In most cases you only need to replace the mo.putValue() lien with something that meets your neeeds.

  1. Slightly more complex example that allows any operation on the Stream of MoleculeObjects to be performed, allowing additional operations like filtering to be performed:
@GrabResolver(name='local', root='file:///var/maven_repo/')
@Grab(group='org.squonk.components', module='common', version='0.2-SNAPSHOT')
import org.squonk.types.MoleculeObject
import static org.squonk.util.MoleculeObjectUtils.*
import java.util.stream.Stream
import java.util.function.Function

processDatasetStream('/source/input','/source/output') { Stream<MoleculeObject> stream ->
    return stream.peek() { MoleculeObject mo ->
        mo.putValue("hello", "world")
    }
} as Function

This is very similar to the previous example, but as you will see you get access to the Stream so can perfom operations like map() and filter().

The closure needs to be case to a Function.

  1. More verbose example providing further flexibility
@GrabResolver(name='local', root='file:///var/maven_repo/')
@Grab(group='org.squonk.components', module='common', version='0.2-SNAPSHOT')
import org.squonk.dataset.Dataset
import org.squonk.types.MoleculeObject
import static org.squonk.util.MoleculeObjectUtils.*
import java.util.stream.Stream

Dataset dataset = readDatasetFromFiles('/source/input')
Stream<MoleculeObject> stream = dataset.stream.peek() { MoleculeObject mo ->
    mo.putValue("hello", "world")
}
dataset.replaceStream(stream)
writeDatasetToFiles(dataset, '/source/output', true)

Similar to above but in this case we are handling the reading and writing.
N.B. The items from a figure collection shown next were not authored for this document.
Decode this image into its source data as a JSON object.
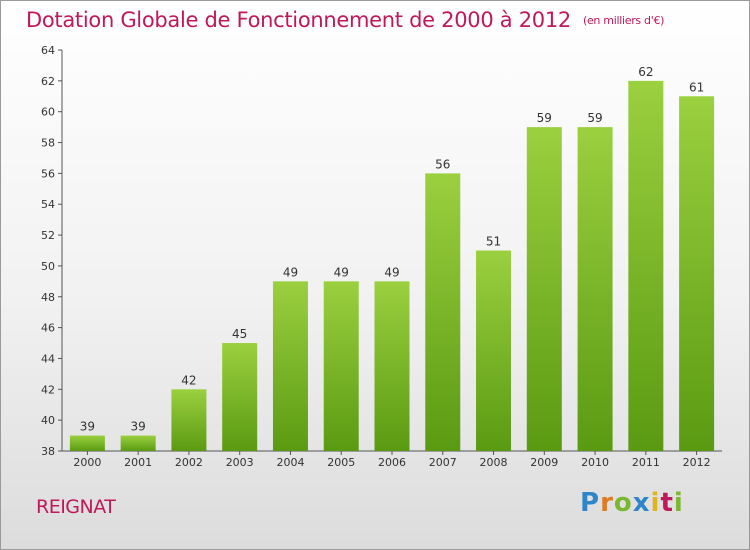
{
  "chart_data": {
    "type": "bar",
    "title": "Dotation Globale de Fonctionnement de 2000 à 2012",
    "subtitle": "(en milliers d'€)",
    "categories": [
      "2000",
      "2001",
      "2002",
      "2003",
      "2004",
      "2005",
      "2006",
      "2007",
      "2008",
      "2009",
      "2010",
      "2011",
      "2012"
    ],
    "values": [
      39,
      39,
      42,
      45,
      49,
      49,
      49,
      56,
      51,
      59,
      59,
      62,
      61
    ],
    "ylim": [
      38,
      64
    ],
    "yticks": [
      38,
      40,
      42,
      44,
      46,
      48,
      50,
      52,
      54,
      56,
      58,
      60,
      62,
      64
    ],
    "grid": false,
    "colors": {
      "bar_top": "#9bd03f",
      "bar_bottom": "#5a9a12",
      "title": "#c0185a"
    }
  },
  "footer": {
    "commune": "REIGNAT",
    "logo_letters": [
      "P",
      "r",
      "o",
      "x",
      "i",
      "t",
      "i"
    ]
  }
}
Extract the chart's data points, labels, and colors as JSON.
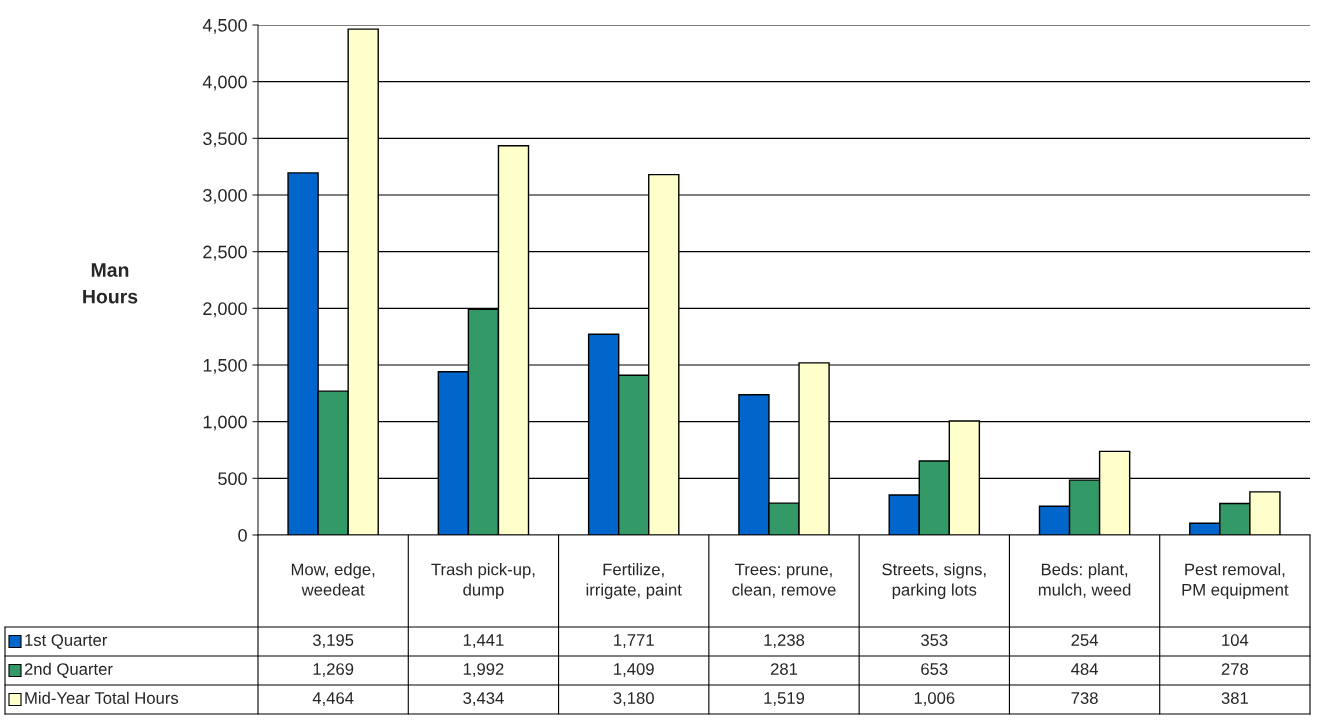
{
  "chart_data": {
    "type": "bar",
    "ylabel": "Man Hours",
    "categories": [
      "Mow, edge, weedeat",
      "Trash pick-up, dump",
      "Fertilize, irrigate, paint",
      "Trees: prune, clean, remove",
      "Streets, signs, parking lots",
      "Beds: plant, mulch, weed",
      "Pest removal, PM equipment"
    ],
    "series": [
      {
        "name": "1st Quarter",
        "color": "#0066cc",
        "values": [
          3195,
          1441,
          1771,
          1238,
          353,
          254,
          104
        ],
        "value_labels": [
          "3,195",
          "1,441",
          "1,771",
          "1,238",
          "353",
          "254",
          "104"
        ]
      },
      {
        "name": "2nd Quarter",
        "color": "#339966",
        "values": [
          1269,
          1992,
          1409,
          281,
          653,
          484,
          278
        ],
        "value_labels": [
          "1,269",
          "1,992",
          "1,409",
          "281",
          "653",
          "484",
          "278"
        ]
      },
      {
        "name": "Mid-Year Total Hours",
        "color": "#ffffcc",
        "values": [
          4464,
          3434,
          3180,
          1519,
          1006,
          738,
          381
        ],
        "value_labels": [
          "4,464",
          "3,434",
          "3,180",
          "1,519",
          "1,006",
          "738",
          "381"
        ]
      }
    ],
    "ylim": [
      0,
      4500
    ],
    "yticks": [
      0,
      500,
      {
        "value": 1000,
        "label": "1,000"
      },
      {
        "value": 1500,
        "label": "1,500"
      },
      {
        "value": 2000,
        "label": "2,000"
      },
      {
        "value": 2500,
        "label": "2,500"
      },
      {
        "value": 3000,
        "label": "3,000"
      },
      {
        "value": 3500,
        "label": "3,500"
      },
      {
        "value": 4000,
        "label": "4,000"
      },
      {
        "value": 4500,
        "label": "4,500"
      }
    ],
    "grid": "y",
    "legend": "bottom"
  }
}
Usually there is no need for this.

  1. As above, but using “lazy” Groovy-style typing rather that strong Java-style typing
@GrabResolver(name='local', root='file:///var/maven_repo/')
@Grab(group='org.squonk.components', module='common', version='0.2-SNAPSHOT')
import static org.squonk.util.MoleculeObjectUtils.*

def dataset = readDatasetFromFiles('/source/input')
def stream = dataset.stream.peek() { mo ->
    mo.putValue("hello", "world")
}
dataset.replaceStream(stream)
writeDatasetToFiles(dataset, '/source/output', true)

As above but need for fewer imports.

Javadocs for the core Squonk libraries are not yet available, but will be published at some stage.